Psychiatrists are more like administrators. The greet people, take notes and refer most people to other health professionals to diagnose and treat because they're not qualified to.

So I understand why you're questioning psychiatrists' salaries. On the other hand the psychiatrists I have met have impressed me and they have valuable knowledge about people which I think other doctors lack. The ones I have met do take into account socioeconomic and psychosocial problems.

I think psychiatrists realise that psychiatry is for the socially abused (often with the perpetrators at large who are considered by society to be the mentally well). And I think that psychiatrists are genuinely concerned about preventing people going on a downward spiral due to psychosocial stressors. I hope that modern psychiatry develops this attitude further so as to become more effective in preventing mental illness.
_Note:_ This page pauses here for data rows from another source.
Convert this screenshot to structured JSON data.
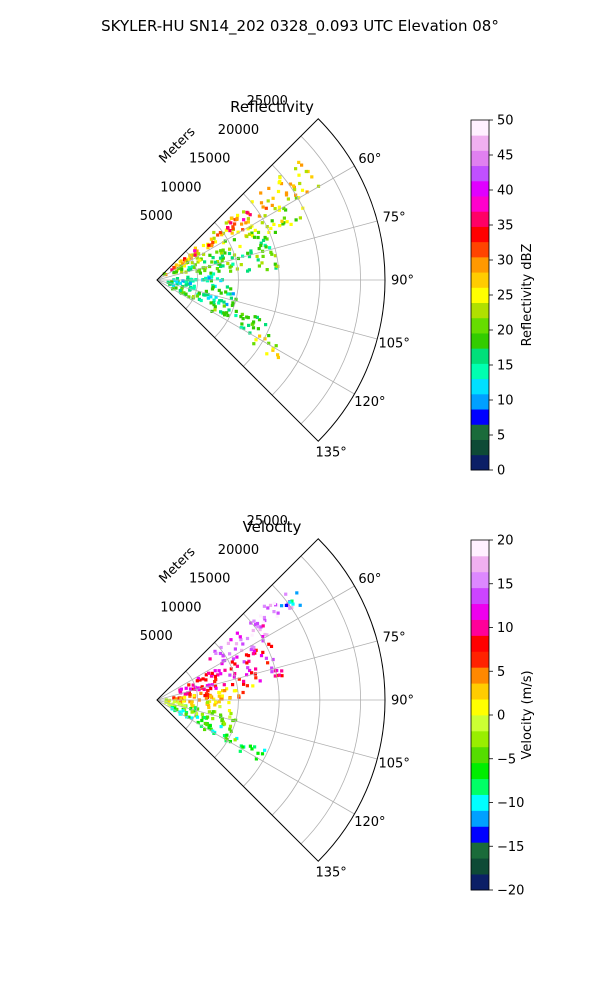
{
  "figure": {
    "title": "SKYLER-HU  SN14_202  0328_0.093 UTC Elevation 08°"
  },
  "chart_data": [
    {
      "type": "heatmap",
      "projection": "polar-sector",
      "title": "Reflectivity",
      "range_label": "Meters",
      "range_ticks": [
        5000,
        10000,
        15000,
        20000,
        25000
      ],
      "range_tick_labels": [
        "5000",
        "10000",
        "15000",
        "20000",
        "25000"
      ],
      "rlim": [
        0,
        28000
      ],
      "angle_range_deg": [
        45,
        135
      ],
      "angle_ticks": [
        60,
        75,
        90,
        105,
        120,
        135
      ],
      "angle_tick_labels": [
        "60°",
        "75°",
        "90°",
        "105°",
        "120°",
        "135°"
      ],
      "grid": true,
      "colorbar": {
        "label": "Reflectivity dBZ",
        "min": 0,
        "max": 50,
        "ticks": [
          0,
          5,
          10,
          15,
          20,
          25,
          30,
          35,
          40,
          45,
          50
        ],
        "tick_labels": [
          "0",
          "5",
          "10",
          "15",
          "20",
          "25",
          "30",
          "35",
          "40",
          "45",
          "50"
        ],
        "colormap": "NWSRef-like",
        "stops": [
          "#0b1f66",
          "#0e4a36",
          "#1a6b3a",
          "#0000ff",
          "#00a0ff",
          "#00e0ff",
          "#00ffb0",
          "#00e07a",
          "#33cc00",
          "#66dd00",
          "#b0e000",
          "#ffff00",
          "#ffcc00",
          "#ff9900",
          "#ff4400",
          "#ff0000",
          "#ff0066",
          "#ff00cc",
          "#e000ff",
          "#c050ff",
          "#e080f0",
          "#f0b0f0",
          "#fff0ff"
        ]
      },
      "echo_regions": [
        {
          "az": [
            50,
            60
          ],
          "range": [
            1000,
            23000
          ],
          "value": 26
        },
        {
          "az": [
            52,
            58
          ],
          "range": [
            2000,
            14000
          ],
          "value": 34
        },
        {
          "az": [
            60,
            68
          ],
          "range": [
            2000,
            20000
          ],
          "value": 22
        },
        {
          "az": [
            68,
            75
          ],
          "range": [
            3000,
            16000
          ],
          "value": 18
        },
        {
          "az": [
            75,
            85
          ],
          "range": [
            5000,
            15000
          ],
          "value": 19
        },
        {
          "az": [
            85,
            95
          ],
          "range": [
            2000,
            9000
          ],
          "value": 14
        },
        {
          "az": [
            95,
            110
          ],
          "range": [
            1000,
            10000
          ],
          "value": 15
        },
        {
          "az": [
            110,
            120
          ],
          "range": [
            2000,
            16000
          ],
          "value": 18
        },
        {
          "az": [
            118,
            124
          ],
          "range": [
            14000,
            18000
          ],
          "value": 24
        }
      ]
    },
    {
      "type": "heatmap",
      "projection": "polar-sector",
      "title": "Velocity",
      "range_label": "Meters",
      "range_ticks": [
        5000,
        10000,
        15000,
        20000,
        25000
      ],
      "range_tick_labels": [
        "5000",
        "10000",
        "15000",
        "20000",
        "25000"
      ],
      "rlim": [
        0,
        28000
      ],
      "angle_range_deg": [
        45,
        135
      ],
      "angle_ticks": [
        60,
        75,
        90,
        105,
        120,
        135
      ],
      "angle_tick_labels": [
        "60°",
        "75°",
        "90°",
        "105°",
        "120°",
        "135°"
      ],
      "grid": true,
      "colorbar": {
        "label": "Velocity (m/s)",
        "min": -20,
        "max": 20,
        "ticks": [
          -20,
          -15,
          -10,
          -5,
          0,
          5,
          10,
          15,
          20
        ],
        "tick_labels": [
          "−20",
          "−15",
          "−10",
          "−5",
          "0",
          "5",
          "10",
          "15",
          "20"
        ],
        "colormap": "Carbone42-like",
        "stops": [
          "#0b1f66",
          "#0e4a36",
          "#1a6b3a",
          "#0000ff",
          "#00a0ff",
          "#00ffff",
          "#00ff66",
          "#00ee00",
          "#55dd00",
          "#99ee00",
          "#ccff33",
          "#ffff00",
          "#ffcc00",
          "#ff8800",
          "#ff2200",
          "#ff0000",
          "#ff0099",
          "#ee00ee",
          "#cc44ff",
          "#dd88ff",
          "#f0b0f0",
          "#fff0ff"
        ]
      },
      "echo_regions": [
        {
          "az": [
            48,
            56
          ],
          "range": [
            14000,
            21000
          ],
          "value": 16
        },
        {
          "az": [
            50,
            62
          ],
          "range": [
            8000,
            16000
          ],
          "value": 14
        },
        {
          "az": [
            62,
            80
          ],
          "range": [
            3000,
            16000
          ],
          "value": 10
        },
        {
          "az": [
            80,
            90
          ],
          "range": [
            2000,
            12000
          ],
          "value": 4
        },
        {
          "az": [
            90,
            100
          ],
          "range": [
            1000,
            9000
          ],
          "value": 1
        },
        {
          "az": [
            100,
            112
          ],
          "range": [
            1000,
            10000
          ],
          "value": -4
        },
        {
          "az": [
            112,
            122
          ],
          "range": [
            2000,
            15000
          ],
          "value": -7
        },
        {
          "az": [
            52,
            58
          ],
          "range": [
            19000,
            22000
          ],
          "value": -11
        }
      ]
    }
  ]
}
I think it is the GPs who should be earning much less. Many earn over 100k. To me they are more like basic receptionists and, to be honest, much of their work is dealing with minor illnesses. Many GPs are less sophisticated in their dealings with people than psychiatrists. But I suppose it depends on the person and I suppose there are good and bad psychiatrists just as there are good and bad GPs. I haven't come across a bad psychiatrist though. They seem to have had better training in people skills than GPs do and perhaps should have a greater role in training other doctors how to understand, sympathise with and treat people.

So, I think GPs should earn much less and Clinical Psychologists should earn the same salary as psychiatrists, who should earn less.

- GPs should be considered as more like receptionists and earn much less.
- Psychiatrists should be considered more as administrators and earn less.
- Clinical Psychologists should be recognised as doctors and called doctors who do valuable and life changing work which is just as sophisticated as psychiatry work and they should have the same length of training as psychiatrists and be paid the same as psychiatrists.